Sin decir una palabra más, Dunn se apoyó en una esquina, cerró los ojos, apretó los puños y bajó la cabeza. Su gabardina negra hasta la rodilla y su sombrero de seda de copa media parecieron fusionarse con la noche.

........

Dentro del lujoso y extravagantemente decorado dormitorio.

La señora Sharon estaba recostada en una cómoda mecedora, mirando, mirando… sus mejillas se sonrojaron de un color melocotón, sus ojos parecían a punto de derramar agua, y su expresión de ensimismamiento estaba teñida de una extraña ternura.

Sobre la mesa a su lado estaba el ídolo de hueso. Su espeso cabello, como una serpiente, parecía haberse suavizado bajo la cálida luz y la atmósfera rosada.

Poco a poco, la frecuencia con la que la señora Sharon se miraba en el espejo de cuerpo entero disminuyó. Su cabeza se inclinó lentamente y sus párpados cayeron incontrolablemente.

........

El tiempo pasaba minuto a minuto, y entonces Klein pensó en algo: después de que el Capitán arrastrara a la señora Sharon al sueño, ¿cómo podría notificarles a él y a Cohenly a tiempo?

En cuanto saliera del estado de «Pesadilla», la señora Sharon se despertaría y se alertaría de que algo ocurría… ¿Podría el Capitán hacernos gestos mientras sueña? Klein miró a Cohenly, que caminaba de un lado a otro, inquieto, y planeó discutir esto con él, para distraerlo.
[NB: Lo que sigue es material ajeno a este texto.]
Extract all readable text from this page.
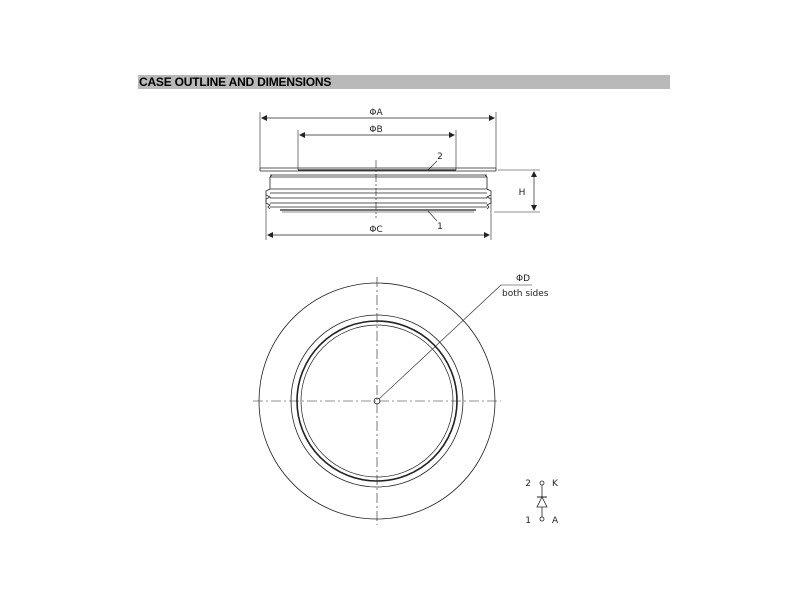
CASE OUTLINE AND DIMENSIONS
ΦA
ΦB
ΦC
H
2
1
ΦD
both sides
2 K
1 A
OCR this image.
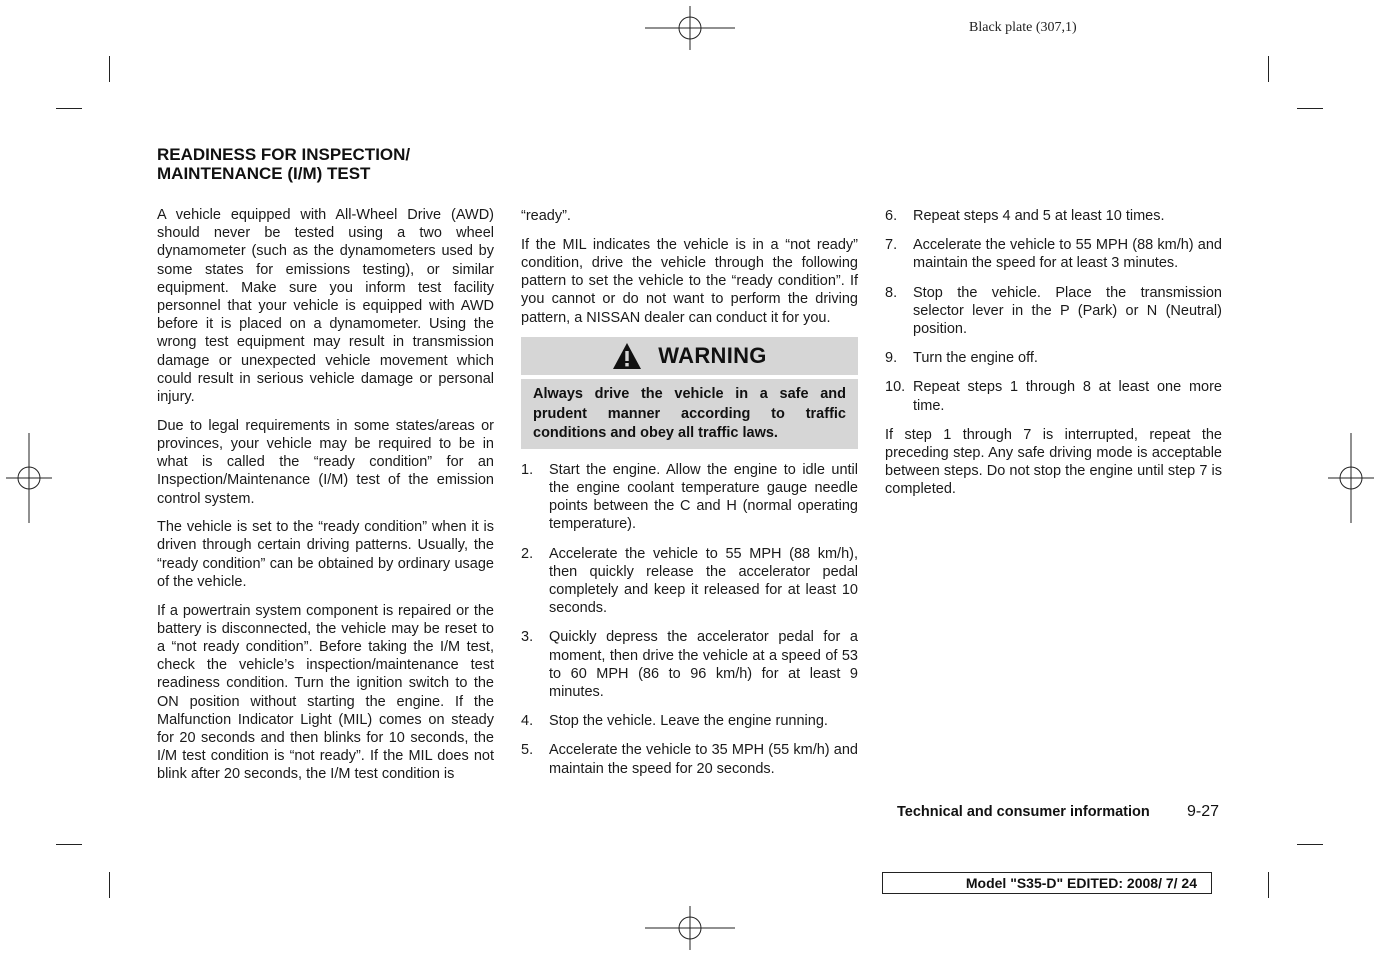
Black plate (307,1)
READINESS FOR INSPECTION/
MAINTENANCE (I/M) TEST

A vehicle equipped with All-Wheel Drive (AWD) should never be tested using a two wheel dynamometer (such as the dynamometers used by some states for emissions testing), or similar equipment. Make sure you inform test facility personnel that your vehicle is equipped with AWD before it is placed on a dynamometer. Using the wrong test equipment may result in transmission damage or unexpected vehicle movement which could result in serious vehicle damage or personal injury.

Due to legal requirements in some states/areas or provinces, your vehicle may be required to be in what is called the “ready condition” for an Inspection/Maintenance (I/M) test of the emission control system.

The vehicle is set to the “ready condition” when it is driven through certain driving patterns. Usually, the “ready condition” can be obtained by ordinary usage of the vehicle.

If a powertrain system component is repaired or the battery is disconnected, the vehicle may be reset to a “not ready condition”. Before taking the I/M test, check the vehicle’s inspection/maintenance test readiness condition. Turn the ignition switch to the ON position without starting the engine. If the Malfunction Indicator Light (MIL) comes on steady for 20 seconds and then blinks for 10 seconds, the I/M test condition is “not ready”. If the MIL does not blink after 20 seconds, the I/M test condition is

“ready”.

If the MIL indicates the vehicle is in a “not ready” condition, drive the vehicle through the following pattern to set the vehicle to the “ready condition”. If you cannot or do not want to perform the driving pattern, a NISSAN dealer can conduct it for you.

WARNING
Always drive the vehicle in a safe and prudent manner according to traffic conditions and obey all traffic laws.
1. Start the engine. Allow the engine to idle until the engine coolant temperature gauge needle points between the C and H (normal operating temperature).
2. Accelerate the vehicle to 55 MPH (88 km/h), then quickly release the accelerator pedal completely and keep it released for at least 10 seconds.
3. Quickly depress the accelerator pedal for a moment, then drive the vehicle at a speed of 53 to 60 MPH (86 to 96 km/h) for at least 9 minutes.
4. Stop the vehicle. Leave the engine running.
5. Accelerate the vehicle to 35 MPH (55 km/h) and maintain the speed for 20 seconds.
6. Repeat steps 4 and 5 at least 10 times.
7. Accelerate the vehicle to 55 MPH (88 km/h) and maintain the speed for at least 3 minutes.
8. Stop the vehicle. Place the transmission selector lever in the P (Park) or N (Neutral) position.
9. Turn the engine off.
10. Repeat steps 1 through 8 at least one more time.

If step 1 through 7 is interrupted, repeat the preceding step. Any safe driving mode is acceptable between steps. Do not stop the engine until step 7 is completed.

Technical and consumer information 9-27
Model "S35-D" EDITED: 2008/ 7/ 24
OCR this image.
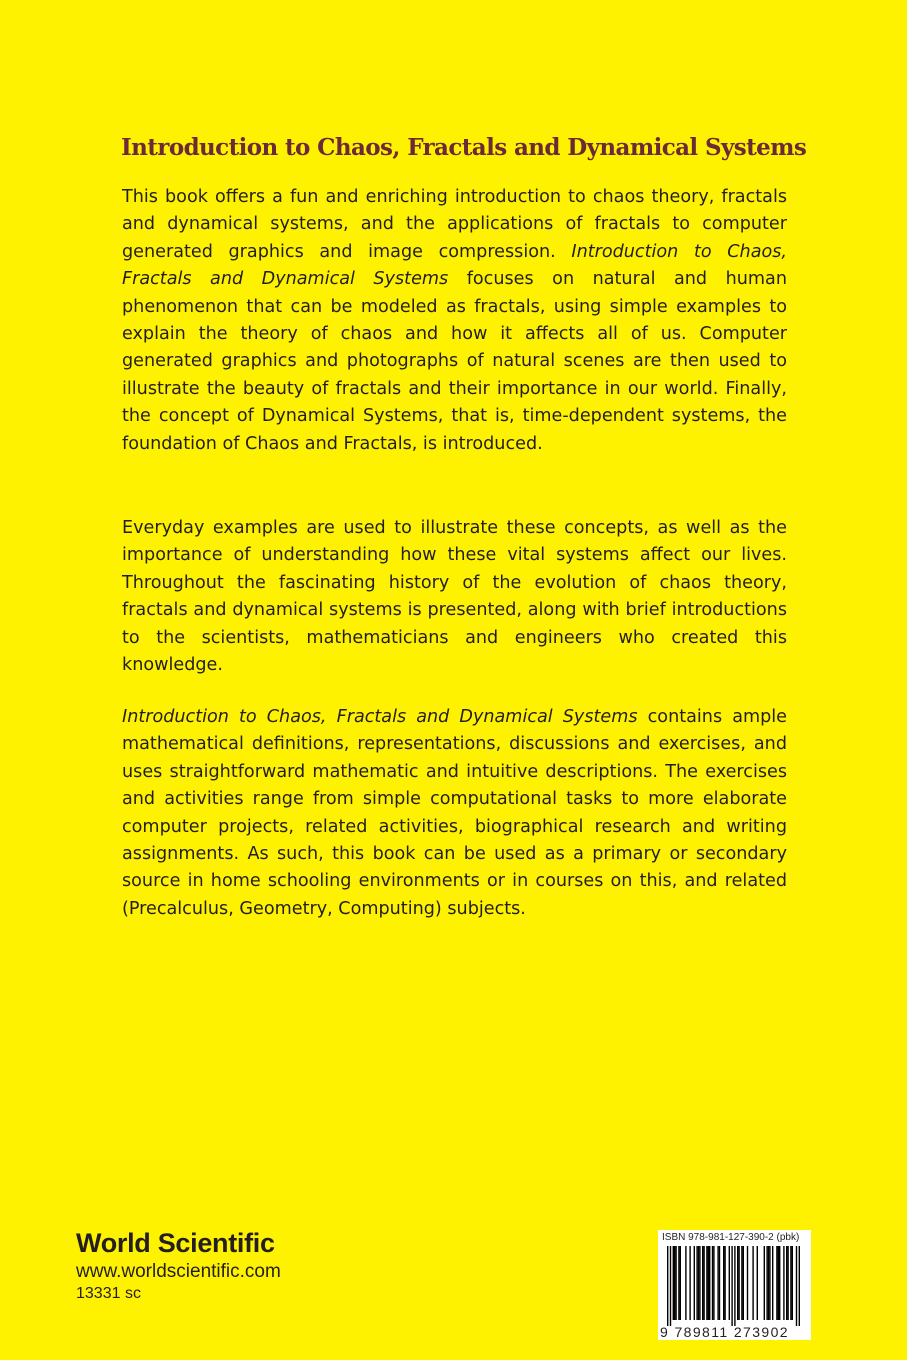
Introduction to Chaos, Fractals and Dynamical Systems

This book offers a fun and enriching introduction to chaos theory, fractals and dynamical systems, and the applications of fractals to computer generated graphics and image compression. Introduction to Chaos, Fractals and Dynamical Systems focuses on natural and human phenomenon that can be modeled as fractals, using simple examples to explain the theory of chaos and how it affects all of us. Computer generated graphics and photographs of natural scenes are then used to illustrate the beauty of fractals and their importance in our world. Finally, the concept of Dynamical Systems, that is, time-dependent systems, the foundation of Chaos and Fractals, is introduced.

Everyday examples are used to illustrate these concepts, as well as the importance of understanding how these vital systems affect our lives. Throughout the fascinating history of the evolution of chaos theory, fractals and dynamical systems is presented, along with brief introductions to the scientists, mathematicians and engineers who created this knowledge.

Introduction to Chaos, Fractals and Dynamical Systems contains ample mathematical definitions, representations, discussions and exercises, and uses straightforward mathematic and intuitive descriptions. The exercises and activities range from simple computational tasks to more elaborate computer projects, related activities, biographical research and writing assignments. As such, this book can be used as a primary or secondary source in home schooling environments or in courses on this, and related (Precalculus, Geometry, Computing) subjects.

World Scientific
www.worldscientific.com
13331 sc
ISBN 978-981-127-390-2 (pbk)
9 789811 273902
Fue en ese momento cuando su mente se nubló de repente. Vio una enorme luna carmesí. Vio al Capitán Dunn Smith con su gabardina negra hasta la rodilla bajo la luna. Vio a un desconcertado y bajito Cohenly.

¡Klein se dio cuenta de repente con toda claridad de que estaba soñando!

*El Capitán me ha arrastrado a un sueño… Así que así es como nos notifica…* Tenía muchas ganas de cubrirse la cara, pero solo pudo mantener un estado de sonambulismo confuso y aturdido, y preguntó tontamente:

—¿Capitán?

Dunn asintió ligeramente.

—La señora Sharon ha entrado en el sueño. Pueden actuar.

Dicho esto, enfatizó de nuevo:

—Recuerden, deben ser muy cuidadosos, no sean imprudentes… Es mejor perder la oportunidad que arriesgarse.

En cuanto terminó de hablar, todo lo que Klein veía se rompió en pedazos, y en su campo de visión reapareció Dunn Smith, apoyado en la esquina, con la cabeza gacha y los puños apretados.